Ils sont aussi chargés du sort de presque toutes les infractions provinciales, des contraventions pour excès de vitesse aux dossiers de santé et de sécurité au travail, et parfois même d’infractions à la loi électorale municipale.

Les juges de paix sont choisis par le procureur général à partir d'une liste fournie par un comité consultatif indépendant. Les modifications apportées à la loi réduisent le nombre de membres de ce comité de 63 à 38, donnent au procureur général la possibilité de recommander des critères de sélection supplémentaires et augmentent le nombre de candidats présentés au procureur général de deux à six.

« (Le gouvernement) n'avait aucune raison de jouer avec le système en place à moins d’avoir un groupe spécifique de personnes à promouvoir », selon Me Spratt.

En 2019, le procureur général de l'Ontario Doug Downey s’est présenté à l'émission télévisée The Agenda de TVO. Il y avait alors indiqué qu'il voulait accroître la diversité des nominations judiciaires.

« Il y a deux parties dans la nomination des juges. La première consiste à décider s'ils sont qualifiés ou non, et c'est vraiment important. Mais la deuxième partie consiste à choisir des personnes qui, vous savez, reflètent certaines des valeurs que j'ai », avait-il déclaré à l'époque.

Il est urgent d'améliorer le système, selon le gouvernement

Dans une déclaration à CBC News, la porte-parole Kerstie Schreyer a déclaré que les qualifications obligatoires pour devenir juge de paix n'ont pas changé et que le comité de nomination des juges de paix recrute des candidats « indépendamment du gouvernement ».

« Le procureur général ne peut recommander la nomination que des candidats qui ont été classés par le Comité consultatif des nominations des juges de paix comme « recommandés » ou « hautement recommandés » », a précisé Mme Schreyer.

Celle-ci ajoute que le nouveau processus « assure une plus grande transparence et encourage une plus grande diversité » et exige que le comité consultatif publie des statistiques sur la diversité dans le cadre de ses rapports annuels. Elle a également déclaré qu'il était « urgent d'assurer l'amélioration du système », notant que seulement 12 juges de paix avaient été nommés pour combler 34 postes l'année précédente.
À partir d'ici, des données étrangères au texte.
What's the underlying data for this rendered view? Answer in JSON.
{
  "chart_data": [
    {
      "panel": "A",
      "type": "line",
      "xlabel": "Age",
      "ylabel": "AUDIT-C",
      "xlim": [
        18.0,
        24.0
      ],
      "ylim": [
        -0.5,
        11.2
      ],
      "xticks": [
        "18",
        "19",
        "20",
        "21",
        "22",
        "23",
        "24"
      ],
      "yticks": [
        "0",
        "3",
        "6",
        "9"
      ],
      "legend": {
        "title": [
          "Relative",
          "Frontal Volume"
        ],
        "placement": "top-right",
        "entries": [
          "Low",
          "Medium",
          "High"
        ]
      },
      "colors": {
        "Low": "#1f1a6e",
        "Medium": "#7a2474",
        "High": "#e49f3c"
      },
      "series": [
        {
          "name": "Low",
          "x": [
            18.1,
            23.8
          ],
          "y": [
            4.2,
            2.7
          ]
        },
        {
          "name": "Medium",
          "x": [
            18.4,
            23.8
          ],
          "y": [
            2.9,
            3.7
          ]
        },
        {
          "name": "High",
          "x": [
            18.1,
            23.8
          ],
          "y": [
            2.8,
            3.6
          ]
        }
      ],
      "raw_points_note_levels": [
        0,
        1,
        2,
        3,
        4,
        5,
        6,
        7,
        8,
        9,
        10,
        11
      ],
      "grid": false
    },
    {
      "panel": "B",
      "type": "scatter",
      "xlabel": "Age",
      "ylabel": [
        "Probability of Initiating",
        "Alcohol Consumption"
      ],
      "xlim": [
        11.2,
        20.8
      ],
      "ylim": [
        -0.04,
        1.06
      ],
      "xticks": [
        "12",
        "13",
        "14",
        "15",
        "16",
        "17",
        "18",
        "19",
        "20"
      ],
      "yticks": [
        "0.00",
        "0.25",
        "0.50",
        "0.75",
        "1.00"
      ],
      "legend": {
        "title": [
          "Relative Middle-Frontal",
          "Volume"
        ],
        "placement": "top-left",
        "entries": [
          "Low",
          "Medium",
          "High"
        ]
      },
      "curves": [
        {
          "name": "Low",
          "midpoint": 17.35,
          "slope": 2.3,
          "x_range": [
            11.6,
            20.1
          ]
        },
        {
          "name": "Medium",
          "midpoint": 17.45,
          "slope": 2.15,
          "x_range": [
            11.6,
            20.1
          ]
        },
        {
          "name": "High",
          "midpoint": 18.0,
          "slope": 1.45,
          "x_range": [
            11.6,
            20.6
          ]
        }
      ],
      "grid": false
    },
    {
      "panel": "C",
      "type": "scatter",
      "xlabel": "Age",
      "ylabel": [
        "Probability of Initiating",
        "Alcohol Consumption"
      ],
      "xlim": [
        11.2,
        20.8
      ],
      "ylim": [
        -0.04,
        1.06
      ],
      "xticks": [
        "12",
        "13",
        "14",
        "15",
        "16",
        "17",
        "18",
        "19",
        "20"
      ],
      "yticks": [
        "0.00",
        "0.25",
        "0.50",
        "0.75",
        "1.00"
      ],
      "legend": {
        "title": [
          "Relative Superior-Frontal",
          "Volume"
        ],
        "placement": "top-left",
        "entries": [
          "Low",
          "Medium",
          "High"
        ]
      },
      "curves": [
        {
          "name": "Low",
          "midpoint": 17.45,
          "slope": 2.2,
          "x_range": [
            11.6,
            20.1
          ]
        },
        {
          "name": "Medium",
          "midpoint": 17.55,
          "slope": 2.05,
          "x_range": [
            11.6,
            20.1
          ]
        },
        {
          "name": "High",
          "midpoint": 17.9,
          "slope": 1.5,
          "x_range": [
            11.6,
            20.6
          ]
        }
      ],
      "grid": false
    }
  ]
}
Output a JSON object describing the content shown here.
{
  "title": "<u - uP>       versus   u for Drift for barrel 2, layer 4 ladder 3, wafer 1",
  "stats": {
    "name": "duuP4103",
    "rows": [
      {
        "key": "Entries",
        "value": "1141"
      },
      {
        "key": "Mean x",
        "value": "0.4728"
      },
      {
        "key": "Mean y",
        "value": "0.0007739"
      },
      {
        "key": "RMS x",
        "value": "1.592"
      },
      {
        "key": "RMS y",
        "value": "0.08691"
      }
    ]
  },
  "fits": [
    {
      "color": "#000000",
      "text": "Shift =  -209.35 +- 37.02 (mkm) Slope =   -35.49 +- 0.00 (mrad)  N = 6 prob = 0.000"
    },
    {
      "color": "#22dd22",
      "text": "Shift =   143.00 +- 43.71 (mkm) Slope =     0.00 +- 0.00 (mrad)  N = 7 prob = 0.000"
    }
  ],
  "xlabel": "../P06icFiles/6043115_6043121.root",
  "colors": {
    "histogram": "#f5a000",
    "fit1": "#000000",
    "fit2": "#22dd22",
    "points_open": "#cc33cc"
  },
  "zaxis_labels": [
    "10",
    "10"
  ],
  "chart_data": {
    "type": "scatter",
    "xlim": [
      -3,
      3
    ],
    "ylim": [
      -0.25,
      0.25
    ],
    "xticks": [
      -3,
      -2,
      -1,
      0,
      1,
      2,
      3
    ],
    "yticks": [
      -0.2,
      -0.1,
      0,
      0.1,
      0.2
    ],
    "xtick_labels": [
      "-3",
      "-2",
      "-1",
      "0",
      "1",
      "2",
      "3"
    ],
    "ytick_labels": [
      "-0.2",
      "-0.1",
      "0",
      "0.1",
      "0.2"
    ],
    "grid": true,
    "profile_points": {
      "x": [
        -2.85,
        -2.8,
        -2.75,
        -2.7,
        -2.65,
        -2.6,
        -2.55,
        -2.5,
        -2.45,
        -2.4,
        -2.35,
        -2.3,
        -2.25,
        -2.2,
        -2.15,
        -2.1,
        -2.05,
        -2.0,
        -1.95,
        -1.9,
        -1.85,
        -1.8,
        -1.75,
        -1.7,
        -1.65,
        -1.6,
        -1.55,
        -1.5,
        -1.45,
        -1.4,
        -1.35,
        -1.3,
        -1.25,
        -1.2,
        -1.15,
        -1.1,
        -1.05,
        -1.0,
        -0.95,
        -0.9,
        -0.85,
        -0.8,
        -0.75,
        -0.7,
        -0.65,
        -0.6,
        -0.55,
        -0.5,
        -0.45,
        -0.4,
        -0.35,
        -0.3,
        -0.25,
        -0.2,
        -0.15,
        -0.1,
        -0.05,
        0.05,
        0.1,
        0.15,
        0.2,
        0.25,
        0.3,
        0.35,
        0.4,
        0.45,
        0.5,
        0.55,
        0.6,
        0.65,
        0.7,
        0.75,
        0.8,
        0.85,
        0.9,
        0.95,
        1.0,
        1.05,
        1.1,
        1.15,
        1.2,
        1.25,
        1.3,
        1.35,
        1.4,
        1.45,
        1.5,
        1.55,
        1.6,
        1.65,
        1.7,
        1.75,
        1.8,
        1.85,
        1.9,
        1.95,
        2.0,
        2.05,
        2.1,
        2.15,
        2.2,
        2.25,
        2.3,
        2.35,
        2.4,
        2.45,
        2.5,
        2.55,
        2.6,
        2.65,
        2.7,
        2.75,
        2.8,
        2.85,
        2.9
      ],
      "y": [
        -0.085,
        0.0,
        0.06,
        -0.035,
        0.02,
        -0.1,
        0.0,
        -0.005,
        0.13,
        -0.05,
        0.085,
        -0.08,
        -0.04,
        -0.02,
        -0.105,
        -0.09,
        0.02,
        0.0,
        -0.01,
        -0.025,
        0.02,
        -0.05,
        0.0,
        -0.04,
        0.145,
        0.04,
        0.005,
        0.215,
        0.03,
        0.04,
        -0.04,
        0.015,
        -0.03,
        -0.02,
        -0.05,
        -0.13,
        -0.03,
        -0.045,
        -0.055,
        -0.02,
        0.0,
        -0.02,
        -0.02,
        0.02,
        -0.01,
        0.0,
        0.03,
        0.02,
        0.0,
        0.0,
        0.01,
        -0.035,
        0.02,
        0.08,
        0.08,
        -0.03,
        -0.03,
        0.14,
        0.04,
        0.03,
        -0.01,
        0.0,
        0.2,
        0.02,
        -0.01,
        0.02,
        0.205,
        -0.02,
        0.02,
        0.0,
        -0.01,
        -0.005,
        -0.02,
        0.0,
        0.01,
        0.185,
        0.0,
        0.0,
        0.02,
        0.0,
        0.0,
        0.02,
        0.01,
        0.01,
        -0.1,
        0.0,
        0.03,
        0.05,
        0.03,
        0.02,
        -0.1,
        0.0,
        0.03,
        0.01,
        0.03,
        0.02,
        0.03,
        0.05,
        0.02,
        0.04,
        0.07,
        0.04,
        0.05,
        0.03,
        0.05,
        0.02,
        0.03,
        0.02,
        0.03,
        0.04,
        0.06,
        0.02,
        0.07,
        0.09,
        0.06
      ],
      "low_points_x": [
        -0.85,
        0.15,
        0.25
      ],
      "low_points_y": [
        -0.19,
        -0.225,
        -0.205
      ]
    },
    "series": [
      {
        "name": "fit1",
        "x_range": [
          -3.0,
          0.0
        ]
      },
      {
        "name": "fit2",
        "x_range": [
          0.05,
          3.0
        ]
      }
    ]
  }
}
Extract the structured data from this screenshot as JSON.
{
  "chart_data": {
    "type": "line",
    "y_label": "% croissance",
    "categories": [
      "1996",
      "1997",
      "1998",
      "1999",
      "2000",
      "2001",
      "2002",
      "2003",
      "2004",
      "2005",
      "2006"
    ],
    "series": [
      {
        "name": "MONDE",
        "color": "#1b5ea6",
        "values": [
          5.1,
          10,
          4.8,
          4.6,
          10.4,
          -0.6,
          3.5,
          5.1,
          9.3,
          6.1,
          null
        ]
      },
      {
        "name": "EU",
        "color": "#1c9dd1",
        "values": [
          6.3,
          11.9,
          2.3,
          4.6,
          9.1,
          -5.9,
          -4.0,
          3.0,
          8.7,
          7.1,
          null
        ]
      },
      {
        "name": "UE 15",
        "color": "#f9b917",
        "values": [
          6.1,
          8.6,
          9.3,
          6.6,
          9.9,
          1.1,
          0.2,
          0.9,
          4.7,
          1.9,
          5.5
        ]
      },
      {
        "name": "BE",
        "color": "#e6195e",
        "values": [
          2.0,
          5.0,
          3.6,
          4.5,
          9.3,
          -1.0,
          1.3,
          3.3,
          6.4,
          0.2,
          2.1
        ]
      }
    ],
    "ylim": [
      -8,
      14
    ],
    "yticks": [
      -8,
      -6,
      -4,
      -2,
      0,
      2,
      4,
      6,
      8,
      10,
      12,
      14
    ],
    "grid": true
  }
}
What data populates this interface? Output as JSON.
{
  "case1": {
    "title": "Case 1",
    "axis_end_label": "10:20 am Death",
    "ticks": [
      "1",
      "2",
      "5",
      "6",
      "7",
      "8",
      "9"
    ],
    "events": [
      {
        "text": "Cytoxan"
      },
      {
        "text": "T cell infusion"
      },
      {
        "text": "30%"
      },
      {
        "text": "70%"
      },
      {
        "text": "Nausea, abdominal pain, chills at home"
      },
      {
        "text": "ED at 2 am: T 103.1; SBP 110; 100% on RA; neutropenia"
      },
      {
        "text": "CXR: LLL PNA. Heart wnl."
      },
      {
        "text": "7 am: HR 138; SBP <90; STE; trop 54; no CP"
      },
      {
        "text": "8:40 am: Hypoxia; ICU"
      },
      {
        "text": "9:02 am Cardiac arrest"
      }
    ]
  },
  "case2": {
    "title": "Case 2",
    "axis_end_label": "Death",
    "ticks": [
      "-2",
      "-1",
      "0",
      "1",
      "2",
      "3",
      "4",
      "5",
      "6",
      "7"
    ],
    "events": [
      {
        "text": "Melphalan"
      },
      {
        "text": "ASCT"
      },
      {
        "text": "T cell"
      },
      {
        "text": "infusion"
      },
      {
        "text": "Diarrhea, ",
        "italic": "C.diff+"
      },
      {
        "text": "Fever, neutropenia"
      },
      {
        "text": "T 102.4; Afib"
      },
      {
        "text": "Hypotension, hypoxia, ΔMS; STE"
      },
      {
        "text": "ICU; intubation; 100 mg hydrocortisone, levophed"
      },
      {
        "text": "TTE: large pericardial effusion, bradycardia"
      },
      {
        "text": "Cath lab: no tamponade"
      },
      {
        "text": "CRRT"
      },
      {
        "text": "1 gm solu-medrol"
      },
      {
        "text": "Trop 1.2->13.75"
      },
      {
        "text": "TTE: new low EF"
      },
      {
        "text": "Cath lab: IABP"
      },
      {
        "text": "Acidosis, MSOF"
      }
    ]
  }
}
Au cours des cinq dernières années, il n’y a jamais eu plus de 28 juges de paix en poste en Ontario.

« En comblant plus rapidement les postes vacants de juges de paix, les Ontariens bénéficieront d'un système de justice qui répond aux besoins des personnes qui naviguent dans le processus juridique », a-t-elle déclaré.

Elle a également indiqué que les changements avaient été proposés avant la pandémie de COVID-19.

Sur les 41 nouvelles personnes nommées, six ont des noms correspondant à ceux de donateurs du Parti conservateur figurant sur la liste des contributions politiques d'Élections Ontario, comme l'a d'abord noté la publication en ligne QP Briefing.

La Cour de justice de l’Ontario a refusé de confirmer ou d’infirmer si les juges récemment nommés étaient effectivement des donateurs au Parti progressiste-conservateur.

De son côté, le bureau du procureur général Doug Downey n'a pas répondu à la question.

Pour Joshua Sealy-Harrington, professeur adjoint de droit à l'Université Ryerson, « les tribunaux sont toujours politiques ». Il craint cependant que ce changement ait un impact plus systémique sur l'administration de la justice, la poussant « vers une vision conservatrice de (...) la sécurité publique (et de) la justice ».

De son côté, John Struthers, président de la Criminal Lawyers Association, dit craindre que l'héritage du gouvernement Ford ne persiste longtemps dans le système judiciaire. Les juges de paix siègent généralement durant des décennies.

« Nous sommes témoins d’un (gouvernement) qui bourre la magistrature avec [des gens qui ont] un point de vue particulier », a déclaré M. Struthers à CBC News.